BOISE, Idaho -- DRAM giant Micron Technology Inc. aims to turn itself into a Top 10 flash memory supplier by 2002. To do that, the company has begun ramping up volume production of low-power flash devices here for wireless handsets, and today, Micron officially introduced its first SyncFlash chip, which replaces synchronous DRAMs in a range of embedded nonvolatile memory applications.
The wireless-targeted flash chips--launched into production during the third quarter--and the new SyncFlash are both expected to play a key role in Micron's attempts to diversify itself from being nearly totally dominated by DRAM sales. In 2000, only 5-to-6% of Micron's total bit volume and dollar revenues will come from a combination of flash and SRAM products, but in 2001 the company aims to increase that portion to 12%, said Bryan Connington, flash marketing manager at Micron.
Micron is now ranked No. 12 or 13 among the world's flash suppliers, but it intends to move into the Top 10 by early 2002, Connington said. Currently, the company's flash sales are mostly made up of nonvolatile memories sold to digital camera makers (for private labeling) and industry-standard, boot-block chips, which are used to store basic input-output (BIOS) firmware in systems, such as PCs.

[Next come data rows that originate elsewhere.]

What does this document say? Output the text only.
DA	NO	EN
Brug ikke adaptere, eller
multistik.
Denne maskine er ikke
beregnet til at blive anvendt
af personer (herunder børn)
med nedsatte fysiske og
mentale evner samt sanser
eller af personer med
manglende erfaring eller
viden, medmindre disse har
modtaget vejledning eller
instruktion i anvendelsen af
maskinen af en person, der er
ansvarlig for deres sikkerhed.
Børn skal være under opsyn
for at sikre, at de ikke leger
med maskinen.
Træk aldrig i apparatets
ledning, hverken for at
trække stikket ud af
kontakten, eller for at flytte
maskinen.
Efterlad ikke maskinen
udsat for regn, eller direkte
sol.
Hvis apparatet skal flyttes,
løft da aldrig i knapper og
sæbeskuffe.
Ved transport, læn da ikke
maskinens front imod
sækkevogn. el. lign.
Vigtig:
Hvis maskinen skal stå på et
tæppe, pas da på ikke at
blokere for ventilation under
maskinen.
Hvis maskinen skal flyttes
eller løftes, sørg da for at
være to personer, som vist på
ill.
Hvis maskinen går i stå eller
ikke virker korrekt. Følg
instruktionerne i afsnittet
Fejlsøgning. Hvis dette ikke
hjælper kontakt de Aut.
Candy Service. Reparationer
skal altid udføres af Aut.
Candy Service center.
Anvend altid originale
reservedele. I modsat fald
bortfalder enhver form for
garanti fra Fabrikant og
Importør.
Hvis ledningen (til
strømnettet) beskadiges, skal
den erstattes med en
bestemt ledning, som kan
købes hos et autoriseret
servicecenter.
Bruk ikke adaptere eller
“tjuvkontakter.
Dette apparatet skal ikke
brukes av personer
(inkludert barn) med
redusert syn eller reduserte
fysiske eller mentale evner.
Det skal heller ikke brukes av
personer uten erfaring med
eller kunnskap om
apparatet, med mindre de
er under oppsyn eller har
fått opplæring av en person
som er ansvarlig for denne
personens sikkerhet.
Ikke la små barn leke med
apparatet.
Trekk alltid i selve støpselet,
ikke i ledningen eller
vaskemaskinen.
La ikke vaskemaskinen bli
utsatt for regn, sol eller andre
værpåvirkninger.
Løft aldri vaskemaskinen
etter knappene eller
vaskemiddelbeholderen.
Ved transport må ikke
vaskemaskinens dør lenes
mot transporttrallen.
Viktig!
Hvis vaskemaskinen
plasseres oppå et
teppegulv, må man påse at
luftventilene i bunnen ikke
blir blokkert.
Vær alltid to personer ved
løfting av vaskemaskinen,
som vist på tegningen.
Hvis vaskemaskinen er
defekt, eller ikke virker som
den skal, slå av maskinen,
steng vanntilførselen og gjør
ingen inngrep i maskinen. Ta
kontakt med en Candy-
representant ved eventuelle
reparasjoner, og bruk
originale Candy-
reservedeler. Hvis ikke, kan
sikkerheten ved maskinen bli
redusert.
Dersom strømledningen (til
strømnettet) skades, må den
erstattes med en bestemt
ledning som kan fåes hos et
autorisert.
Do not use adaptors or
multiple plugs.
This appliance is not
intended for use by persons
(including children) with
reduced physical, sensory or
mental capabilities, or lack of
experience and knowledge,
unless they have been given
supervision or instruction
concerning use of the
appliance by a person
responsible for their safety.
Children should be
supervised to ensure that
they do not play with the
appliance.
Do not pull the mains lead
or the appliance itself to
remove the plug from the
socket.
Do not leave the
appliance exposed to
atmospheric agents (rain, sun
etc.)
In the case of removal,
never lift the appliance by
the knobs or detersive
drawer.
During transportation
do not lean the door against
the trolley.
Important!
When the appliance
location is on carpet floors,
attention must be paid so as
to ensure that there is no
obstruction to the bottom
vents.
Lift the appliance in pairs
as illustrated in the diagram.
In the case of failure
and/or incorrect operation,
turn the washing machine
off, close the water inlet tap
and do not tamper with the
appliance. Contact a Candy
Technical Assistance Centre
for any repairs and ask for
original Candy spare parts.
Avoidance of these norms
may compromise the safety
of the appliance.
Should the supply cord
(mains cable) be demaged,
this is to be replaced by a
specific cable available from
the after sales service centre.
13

"We will grow nearly four-and-a-half times in flash shipments this year, but the market has grown faster because of the addition of nearly 180 million handsets," noted Connington, referring to the explosive growth in cellular phones. While some cell phone forecasts for near-term growth have been eased back a bit recently, Micron believes it can still jump aboard the surge in wireless flash demand in 2001.
And then comes Micron's next flash weapon: SyncFlash, a unique nonvolatile chip architecture that allows flash memory to reside on the same bus and use the same memory controller as SDRAMs. The SyncFlash has the ability to read data from nonvolatile storage on 100-MHz buses used by SDRAMs. The new flash architecture also uses the same controllers as SDRAM, enabling system designers to use SyncFlash in place of extra dynamic random access memories in embedded applications, such as set-top boxes, telecommunication devices, hand-held personal digital assistants (PDAs), printers, networked peripherals, and third-generation cellular phones.
Micron first disclosed the SyncFlash architecture last year during the fall Comdex computer show (see Nov. 22 story). Now, Micron is announcing samples of the first part--a 64-megabit chip (organized 1-Mbit-by-16 in four banks of memory for simultaneous read and write operations). In sample quantities, the 64-Mbit SyncFlash sells for about $20 each.
The 3.3-volt 64-Mbit SyncFlashe is slated to be in volume production during the first half of 2001, using Micron's 0.22-micron process technology. In the first quarter of 2001, the company expects to introduce a faster 143-HMz 64-Mbit SyncFlash, fabricated with 0.18-micron technology. A 128-Mbit SyncFlash is set for introduction in the third quarter next year, using 0.15-micron technology.
And the company is also working hard to build up market and design support. In August, Micron received JEDEC approval for an industry standard pinout for SyncFlash. It is now working with equipment makers, processor suppliers, and at least one other flash memory maker, which is expected to provide a needed second-source for SyncFlash chips.
"We anticipate an announcement by the end of the year," Connington said. "That will be a major flash memory vendor," he added, declining to name the supplier in an interview with SBN.
On other fronts, Micron is in negotiations with nearly all of the major suppliers of processors and controllers to include interfaces for the new architecture next year, according to Connington. "We estimate by the end of 2001, we will have 10 processors that have native SyncFlash support," he added.
Until processors and controllers are available with "native support" for SyncFlash, Micron is showing system designers how to create "glue" interfaces with a small amount of programmable logic. The SyncFlash enables systems to boot up faster and respond to users without delays that normally occur when standard flash devices load firmware into SDRAM for processor execution. One example of cost saving shows a set-top box design eliminating about $5 of SDRAM by executing the firmware directly out of SyncFlash on the 100-MHz bus.